You got...



    Parte do que torna Mega Man uma série tão cativante - e que muitos parecem não notar - é que tudo na série é extremamente estilizado. Poder escolher a ordem das fases é um trunfo interessante dos jogos e sem dúvida é algo que influencia a nossa relação com as fases do jogo. Mas o que torna essa sacada icônica não é apenas a mecânica em si, mas como ela nos é apresentada. Nos jogos, temos um menu com músicas de tom acelerado e misterioso, com retratos "gigantes" (para os padrões do NES) dos Robot-Masters, e logo que escolhemos um deles temos uma vinheta com o mesmo boss se apresentando com sua "pose de batalha" ao som de uma fanfarra. Isso não é algo que fosse realmente necessário para que escolhêssemos as fases, mas que contribui muito com o clima com o qual nós entraremos nelas. Além disso, todo esse enfoque ajuda a tornar os bosses muito mais relacionáveis. Sério, que outro jogo do NES ganha tantos fanarts dos bosses fora Mega Man?

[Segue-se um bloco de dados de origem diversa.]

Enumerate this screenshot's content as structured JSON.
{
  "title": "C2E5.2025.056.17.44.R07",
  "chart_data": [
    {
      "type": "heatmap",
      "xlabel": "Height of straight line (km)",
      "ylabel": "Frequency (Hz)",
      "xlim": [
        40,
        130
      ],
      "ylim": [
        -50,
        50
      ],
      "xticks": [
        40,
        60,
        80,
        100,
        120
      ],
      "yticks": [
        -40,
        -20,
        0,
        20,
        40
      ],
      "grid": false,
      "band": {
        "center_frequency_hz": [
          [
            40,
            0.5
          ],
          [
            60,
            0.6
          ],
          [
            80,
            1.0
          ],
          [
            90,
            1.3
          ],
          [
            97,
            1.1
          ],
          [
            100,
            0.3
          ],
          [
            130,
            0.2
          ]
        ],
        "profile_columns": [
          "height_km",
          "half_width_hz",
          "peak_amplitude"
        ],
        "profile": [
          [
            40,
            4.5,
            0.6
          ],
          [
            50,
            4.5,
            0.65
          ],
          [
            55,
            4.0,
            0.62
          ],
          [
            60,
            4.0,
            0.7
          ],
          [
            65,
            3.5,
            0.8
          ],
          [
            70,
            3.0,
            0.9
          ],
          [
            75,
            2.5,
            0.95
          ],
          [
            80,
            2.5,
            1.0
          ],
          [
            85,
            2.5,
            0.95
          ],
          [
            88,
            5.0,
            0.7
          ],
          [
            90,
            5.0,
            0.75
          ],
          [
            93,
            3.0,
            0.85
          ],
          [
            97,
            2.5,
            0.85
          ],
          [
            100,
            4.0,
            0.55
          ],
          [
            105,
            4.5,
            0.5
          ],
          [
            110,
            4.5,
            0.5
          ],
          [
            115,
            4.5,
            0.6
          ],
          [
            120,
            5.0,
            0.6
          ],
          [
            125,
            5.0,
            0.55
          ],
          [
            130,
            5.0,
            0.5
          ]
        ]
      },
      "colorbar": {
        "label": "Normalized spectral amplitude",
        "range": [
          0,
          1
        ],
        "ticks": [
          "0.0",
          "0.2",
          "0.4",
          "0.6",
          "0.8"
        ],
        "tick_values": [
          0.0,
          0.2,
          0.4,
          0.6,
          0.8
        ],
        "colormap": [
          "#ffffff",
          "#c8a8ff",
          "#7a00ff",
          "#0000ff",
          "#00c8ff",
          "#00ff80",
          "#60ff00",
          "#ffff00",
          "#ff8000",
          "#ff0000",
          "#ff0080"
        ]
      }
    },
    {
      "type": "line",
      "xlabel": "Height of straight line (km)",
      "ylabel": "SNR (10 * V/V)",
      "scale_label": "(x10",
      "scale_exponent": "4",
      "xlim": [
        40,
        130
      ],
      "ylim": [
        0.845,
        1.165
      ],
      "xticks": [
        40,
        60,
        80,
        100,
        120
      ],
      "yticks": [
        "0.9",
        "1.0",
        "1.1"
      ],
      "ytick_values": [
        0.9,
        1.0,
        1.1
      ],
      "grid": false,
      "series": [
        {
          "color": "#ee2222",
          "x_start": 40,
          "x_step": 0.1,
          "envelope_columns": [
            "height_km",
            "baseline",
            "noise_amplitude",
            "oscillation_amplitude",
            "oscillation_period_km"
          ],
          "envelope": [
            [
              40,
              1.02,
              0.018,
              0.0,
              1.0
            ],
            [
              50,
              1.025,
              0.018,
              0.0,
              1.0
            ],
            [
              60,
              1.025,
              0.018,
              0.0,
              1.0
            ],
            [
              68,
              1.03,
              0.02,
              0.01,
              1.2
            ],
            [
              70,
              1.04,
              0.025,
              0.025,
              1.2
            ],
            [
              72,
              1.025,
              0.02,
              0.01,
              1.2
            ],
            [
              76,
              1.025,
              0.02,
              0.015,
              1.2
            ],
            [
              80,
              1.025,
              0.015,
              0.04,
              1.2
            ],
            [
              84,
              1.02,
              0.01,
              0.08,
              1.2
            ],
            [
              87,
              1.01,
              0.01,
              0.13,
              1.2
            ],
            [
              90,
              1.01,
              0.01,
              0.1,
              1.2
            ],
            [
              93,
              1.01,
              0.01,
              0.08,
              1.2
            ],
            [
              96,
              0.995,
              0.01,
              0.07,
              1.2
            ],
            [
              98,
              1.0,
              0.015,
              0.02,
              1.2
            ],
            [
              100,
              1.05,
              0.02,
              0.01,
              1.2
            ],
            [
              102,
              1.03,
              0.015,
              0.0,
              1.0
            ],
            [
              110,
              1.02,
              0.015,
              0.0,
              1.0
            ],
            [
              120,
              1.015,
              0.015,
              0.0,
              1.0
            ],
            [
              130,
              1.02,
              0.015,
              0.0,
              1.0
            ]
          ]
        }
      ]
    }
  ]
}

    Mas entre todos esses momentos "demais" de Mega Man, aquele que talvez mais tenha me marcado foi a tela de "get weapon" de Mega Man 3. De novo, ganhar algum upgrade de um chefe derrotado é uma mecânica de jogo interessante, mas o que me capturou a atenção não foi isso. Ao derrotar o boss, uma simples mensagem de texto poderia aparecer me mostrando a nova arma. Ou talvez nem isso, poderiam apenas inserir o ícone dela no menu de pause deixá-lo para que o jogador o encontrasse. Mas não apenas o jogo quis deixar claro ao jogador que ele havia ganhado algo útil como quis aumentar a sensação de empoderamento e vitória.

    E aqui entra a trilha sonora de "you got" de Mega Man 3, o primeiro Mega Man que eu zerei - e provavelmente o jogo que eu mais joguei em toda a minha vida. Ela canaliza muito bem a sensação de vitória. E tudo que é exibido na tela ajuda nessa sensação: temos a imagem de Mega Man em close na tela (lembrem-se de novo, era um jogo de NES) mudando de cor. Temos um fundo metade avermelhando-alaranjado contrastando com a cor do personagem e com o centro da tela, que é preto. E aí temos o anuncio do poder adquirido. O sentimento desse e de tantos outros momentos de Mega Man capturou a minha imaginação e meu senso de "legal" de uma maneira que bem, anos depois, ainda estou aqui falando do mesmo jogo. 




    Não que Mega Man 3 tenha sido o primeiro Mega Man a ter esse tipo de abordagem. Parte desses elementos "legais" já estavam na série desde o primeiro jogo, e aqueles que faltavam apareceram no segundo. Talvez por ter sido o primeiro que terminei (mas não o primeiro que joguei) os temas e cenas desse jogo me sejam tão marcantes, mas creio que o amadurecimento aprendido nos dois primeiros jogos deram o espaço para que Mega Man 3 pudesse buscar essa personalidade. Para um jogo lançado em 1990, Mega Man 3 ainda tem material para encher olhos e ouvidos.